If, in our working life, we have only ceased in not quitting our hated job due to the fear of how we will manage without it, and an absence of any confidence to grow and find a better job, then such a statement, torn from its initial roots but still beholding the same sentiment, can be the very impetus we need to give ourselves greater credit, and do what we truly desire.

Euphoric Benefit

The night you finish the race you barely sleep. This is made all the more distressing because you should be dog-tired due to the race, and your persistent waking energy serves to remind you of the mistake you have made. Not only did you not run hard enough, but really, you've never run hard enough. The feeling gnaws on you while the ear-splitting shriek of silence pushes you further and further into your own head.

Suddenly you sit up. Suddenly, it seems, you've had enough. But what do you do now, suddenly?

You find yourself running through the streets. You are in your pajamas and slippers, but you run surprisingly well all the same. The air is cold but its sharp tinge starts to give way to the warm sweat now dripping from your forehead. Finally, you reach your destination.

You forgo throwing tiny stones at your lovers window, realising it is not particularly hard to scale the vine covered wall and go up there yourself. Your hands and now slipper-less toes grip whatever it can as you climb - bumps and nobbles press your cold, bare skin, but you keep climbing. You reach the window, and jar it open.

Your lover sits up on their bed, somewhat terrified. You tell them, quickly, breahtlessly, that you were wrong, that you were only afraid, that you will marry them.
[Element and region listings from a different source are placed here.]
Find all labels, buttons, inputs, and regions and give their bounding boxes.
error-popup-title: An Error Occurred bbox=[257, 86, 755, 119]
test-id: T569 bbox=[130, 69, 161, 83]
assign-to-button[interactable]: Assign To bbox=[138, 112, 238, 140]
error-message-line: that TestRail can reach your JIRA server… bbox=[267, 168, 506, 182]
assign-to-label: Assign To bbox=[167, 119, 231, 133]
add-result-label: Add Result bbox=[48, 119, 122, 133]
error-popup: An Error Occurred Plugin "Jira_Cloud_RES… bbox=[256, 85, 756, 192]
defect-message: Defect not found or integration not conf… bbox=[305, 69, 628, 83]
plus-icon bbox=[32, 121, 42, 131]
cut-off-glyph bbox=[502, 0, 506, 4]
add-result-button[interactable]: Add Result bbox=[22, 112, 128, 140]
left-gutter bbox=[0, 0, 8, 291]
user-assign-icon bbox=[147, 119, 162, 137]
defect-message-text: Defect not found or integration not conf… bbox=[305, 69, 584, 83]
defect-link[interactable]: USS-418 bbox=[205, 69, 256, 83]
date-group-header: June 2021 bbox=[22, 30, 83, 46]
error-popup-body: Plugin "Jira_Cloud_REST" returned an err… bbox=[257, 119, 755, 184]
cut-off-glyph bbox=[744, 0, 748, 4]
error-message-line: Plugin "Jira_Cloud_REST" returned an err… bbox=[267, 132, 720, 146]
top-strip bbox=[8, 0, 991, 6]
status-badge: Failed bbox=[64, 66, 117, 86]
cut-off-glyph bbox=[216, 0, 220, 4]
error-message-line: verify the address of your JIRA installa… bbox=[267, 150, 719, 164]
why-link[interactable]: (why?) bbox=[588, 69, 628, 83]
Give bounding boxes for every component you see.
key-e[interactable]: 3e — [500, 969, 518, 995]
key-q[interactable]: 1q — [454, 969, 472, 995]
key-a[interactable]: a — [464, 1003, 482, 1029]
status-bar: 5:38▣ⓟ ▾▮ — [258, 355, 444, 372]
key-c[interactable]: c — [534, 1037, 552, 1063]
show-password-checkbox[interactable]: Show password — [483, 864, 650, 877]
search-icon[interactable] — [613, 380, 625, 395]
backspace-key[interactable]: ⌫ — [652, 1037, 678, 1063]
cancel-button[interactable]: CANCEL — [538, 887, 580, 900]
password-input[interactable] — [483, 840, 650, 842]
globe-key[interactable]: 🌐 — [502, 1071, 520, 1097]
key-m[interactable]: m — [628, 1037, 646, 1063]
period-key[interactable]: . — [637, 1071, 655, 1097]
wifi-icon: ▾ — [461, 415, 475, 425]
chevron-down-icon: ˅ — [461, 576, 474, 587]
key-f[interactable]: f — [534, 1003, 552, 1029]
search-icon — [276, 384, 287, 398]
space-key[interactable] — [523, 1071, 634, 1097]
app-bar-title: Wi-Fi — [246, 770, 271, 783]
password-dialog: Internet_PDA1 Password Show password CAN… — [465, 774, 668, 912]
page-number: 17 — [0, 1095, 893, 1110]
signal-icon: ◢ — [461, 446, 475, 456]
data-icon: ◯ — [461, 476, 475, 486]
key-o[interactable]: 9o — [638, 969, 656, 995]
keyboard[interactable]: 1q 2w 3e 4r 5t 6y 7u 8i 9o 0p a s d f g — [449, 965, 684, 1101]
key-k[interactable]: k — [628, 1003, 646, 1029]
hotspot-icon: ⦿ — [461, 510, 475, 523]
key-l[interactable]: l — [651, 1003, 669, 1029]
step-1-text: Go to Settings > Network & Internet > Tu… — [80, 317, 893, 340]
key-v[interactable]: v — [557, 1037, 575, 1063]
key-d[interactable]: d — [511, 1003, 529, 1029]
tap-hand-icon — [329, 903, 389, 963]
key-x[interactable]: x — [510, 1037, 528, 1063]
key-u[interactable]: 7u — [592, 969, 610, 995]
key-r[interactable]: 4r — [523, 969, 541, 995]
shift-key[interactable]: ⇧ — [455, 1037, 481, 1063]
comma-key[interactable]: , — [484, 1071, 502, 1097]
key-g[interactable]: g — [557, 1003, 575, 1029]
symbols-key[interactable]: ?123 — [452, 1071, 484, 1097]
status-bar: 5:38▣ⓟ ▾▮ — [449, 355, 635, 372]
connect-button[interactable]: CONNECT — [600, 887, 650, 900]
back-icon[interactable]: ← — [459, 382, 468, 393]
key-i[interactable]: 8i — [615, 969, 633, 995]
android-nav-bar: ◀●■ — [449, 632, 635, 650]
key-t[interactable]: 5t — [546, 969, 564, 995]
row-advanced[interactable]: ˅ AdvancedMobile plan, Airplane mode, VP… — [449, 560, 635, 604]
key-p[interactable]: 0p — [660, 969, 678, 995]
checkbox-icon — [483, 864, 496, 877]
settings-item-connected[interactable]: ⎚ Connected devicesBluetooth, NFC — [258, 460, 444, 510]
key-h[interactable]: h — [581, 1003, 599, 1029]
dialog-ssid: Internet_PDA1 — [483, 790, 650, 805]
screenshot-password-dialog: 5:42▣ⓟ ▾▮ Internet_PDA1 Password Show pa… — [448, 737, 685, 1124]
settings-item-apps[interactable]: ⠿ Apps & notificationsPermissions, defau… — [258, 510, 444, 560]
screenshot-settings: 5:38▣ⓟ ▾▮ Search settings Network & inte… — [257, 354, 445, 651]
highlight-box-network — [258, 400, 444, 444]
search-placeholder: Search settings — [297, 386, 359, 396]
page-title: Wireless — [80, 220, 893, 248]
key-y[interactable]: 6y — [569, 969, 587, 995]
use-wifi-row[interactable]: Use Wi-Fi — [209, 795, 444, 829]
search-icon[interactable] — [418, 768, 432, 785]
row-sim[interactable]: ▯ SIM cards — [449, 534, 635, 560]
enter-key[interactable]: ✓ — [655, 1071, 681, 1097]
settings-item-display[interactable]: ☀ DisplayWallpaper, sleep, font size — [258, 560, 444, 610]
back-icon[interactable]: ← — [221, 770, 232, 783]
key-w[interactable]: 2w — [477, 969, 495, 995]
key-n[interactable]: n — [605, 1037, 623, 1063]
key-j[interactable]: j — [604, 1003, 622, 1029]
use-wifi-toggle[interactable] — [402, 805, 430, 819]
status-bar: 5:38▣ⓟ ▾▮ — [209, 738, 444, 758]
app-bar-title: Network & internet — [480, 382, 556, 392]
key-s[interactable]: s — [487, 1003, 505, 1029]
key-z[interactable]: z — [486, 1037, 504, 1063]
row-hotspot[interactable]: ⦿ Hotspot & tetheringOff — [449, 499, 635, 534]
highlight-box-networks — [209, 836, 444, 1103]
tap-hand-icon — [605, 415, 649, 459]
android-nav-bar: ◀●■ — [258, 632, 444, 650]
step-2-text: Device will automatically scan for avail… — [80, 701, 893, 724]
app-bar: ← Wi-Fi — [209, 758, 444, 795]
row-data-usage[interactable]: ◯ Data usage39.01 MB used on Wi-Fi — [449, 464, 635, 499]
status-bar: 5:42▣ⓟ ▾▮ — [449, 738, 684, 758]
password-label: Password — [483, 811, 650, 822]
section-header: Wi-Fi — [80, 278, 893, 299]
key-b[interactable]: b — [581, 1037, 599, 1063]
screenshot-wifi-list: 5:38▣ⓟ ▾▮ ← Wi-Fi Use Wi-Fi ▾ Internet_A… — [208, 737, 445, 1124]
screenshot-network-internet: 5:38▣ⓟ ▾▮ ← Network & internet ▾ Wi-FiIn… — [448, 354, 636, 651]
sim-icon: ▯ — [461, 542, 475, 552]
They switch the light on. You both blink. They ask you if you've gone insane. Yes, you tell them, but you still want them all the same.

The euphoric benefit of regret is that, in giving us these deeply negative feelings, it gives the potential of a torrent of motivation to never feel regret again. Of course you will feel regret again, since we are always less then perfect, and always make mistakes. But the euphoric benefit is a temporary surge to now do only what you truly desire. The minor benefit tells us that we can do the same situation better, the major benefit tells us we can do other parallel situations better - the euphoric makes no statements upon your own potential or upon any situation, it merely exclaims: "I don't want to feel like this!", and gives you the energy and the drive and the fearlessness to then live true to yourself. Because it is the vaguest, the euphoric benefit of regret is the riskiest, the least accurate, and the most insane. It is also the most fun.

Disclaimer

I am not suggesting at all that regret in itself is good for you. It merely, if viewed in a certain light, creates the potential to live your life truer to your own desires and less to your fears. I don't wish to write about what usually happens with regret, how we don't always pull these potentials from it, because, simply, you know what that feels like, I know what that feels like, we all know all too well what a useless caterpillar of regret can sometimes feel like, when we never let it crawl on, and pupate.

Disclaimer 2

Also, this only all works when we have the ability to accurately perceive our own capabilities - if we, to use the earlier example, forever believe we can dodge that bullet, then we will forever be disappointing ourselves. Unfortunately it is often in our lives where we are incapable of this. Regret, then only serves to drill us deeper into the ground.